Jeroma Bastian-Fransa: Sorunun çözümü için öncelikli olarak bir istikrar ve istihdam durumu sağlanmalı, bölgede durum çok kötü, kimlik kavramı ve kültürel haklar sonra geliyor. Bir insan önce güvenli bir ortam ister, sonra karnını doyurabilmek, okula gidebilmek gibi ihtiyaçlar gelir. Bunlar gerçekleştikten sonra elbette Kürtçe konuşmak da ister ama ilk iş ekonomik durum.
Önce farklı kimliklere saygı
Hugh Pope-İngiltere: Eskiden yürürken sokaklarda hiç Kürtçe duymazdık şimdi ise her yerde Kürtçe konuşuluyor. Kürtler artık korkmuyor. AK Parti bence bu sorunu çözmek istiyor. Ve çözüyor sayılır da. Sorun farklı kimliklere tolerans ve saygı ile çözülecek.
TRT Şeş çok önemli bir adım
Andres Mourenza Urbina-İspanya: Türkiye'de sorunun çözümünün bilindiğine inanıyorum. Bir Türk komiserle konuştuğumda o bile çözümü biliyordu. Dedi ki: "Bu problemi çözmek sorun değil. Teröre destek azalıyor. Biz kültürel hakları verirsek çözüme gidilecek. Bence de kültürel haklar ve ekonomik destek vermek lazım. TRT 6'nın kurulması önemli bir adım. Kürt sorununa genel çözüm planı (genel af dahil) önermek için fazla beklememek lazım.
Türkiye çözüme çok yaklaştı
Nicole Pope-İsviçre: Bugünlerde çok olumlu bir hava esiyor. TRT Şeş açıldı, Cumhurbaşkanı Gül, Irak'a gitti. Iraklı Kürtlerle ilişkiler iyileşiyor. Ergenekon soruşturması ve asit kuyuları çalışmaları da bazı karanlık olayları tartışmaya açtı. Türkiye ve Kürtlerin önünde büyük bir fırsat var. Umarım bu fırsat kaçmayacak.

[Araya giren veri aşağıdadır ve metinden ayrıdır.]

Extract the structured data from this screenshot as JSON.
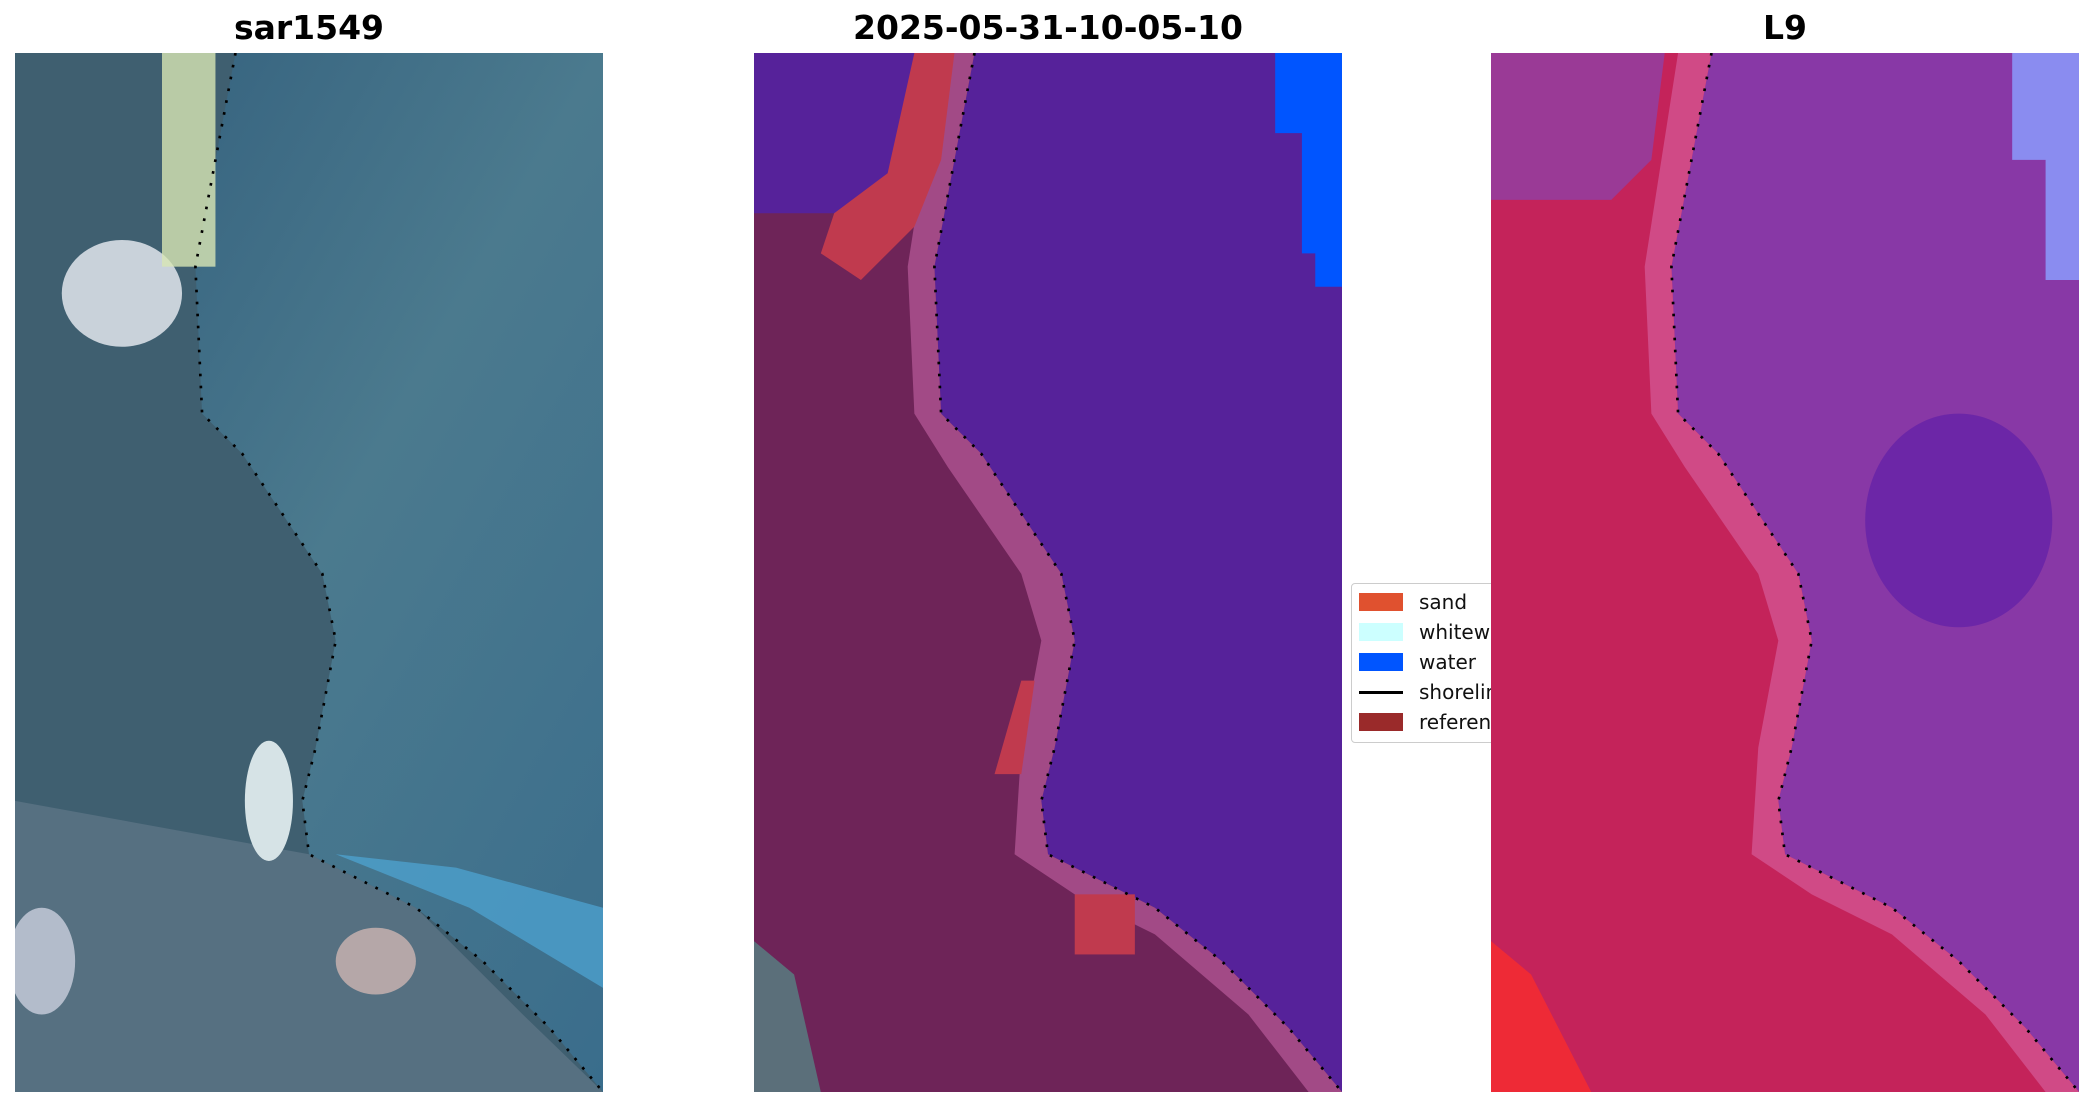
{
  "panels": [
    {
      "title": "sar1549"
    },
    {
      "title": "2025-05-31-10-05-10"
    },
    {
      "title": "L9"
    }
  ],
  "legend": {
    "items": [
      {
        "label": "sand",
        "color": "#e0512f"
      },
      {
        "label": "whitewater",
        "color": "#ccffff"
      },
      {
        "label": "water",
        "color": "#0055ff"
      },
      {
        "label": "shoreline",
        "color": "#000000"
      },
      {
        "label": "reference",
        "color": "#9a2a2a"
      }
    ]
  }
}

Büyük sözlerin zamanı geçti
Hüsnü Mahalli-Suriye: Kuşkusuz en önemli sorun ekonomik dolayısıyla da sosyal. Güneydoğu Anadolu'da her ailenin 15 çocuğu olduğu, bu çocukların işsiz kaldığı, bölgeye gönderilen polis ve askerin sert davrandığı ve hükümetin de bunu görmezden geldiği sürece sorun çözülmez. İnsanlar öncelikle yaşamak istiyorlar. Kavga, gürültü, kan ve gözyaşından sıkıldılar. Büyük ideolojilerin ve büyük sözlerin zamanı geçti.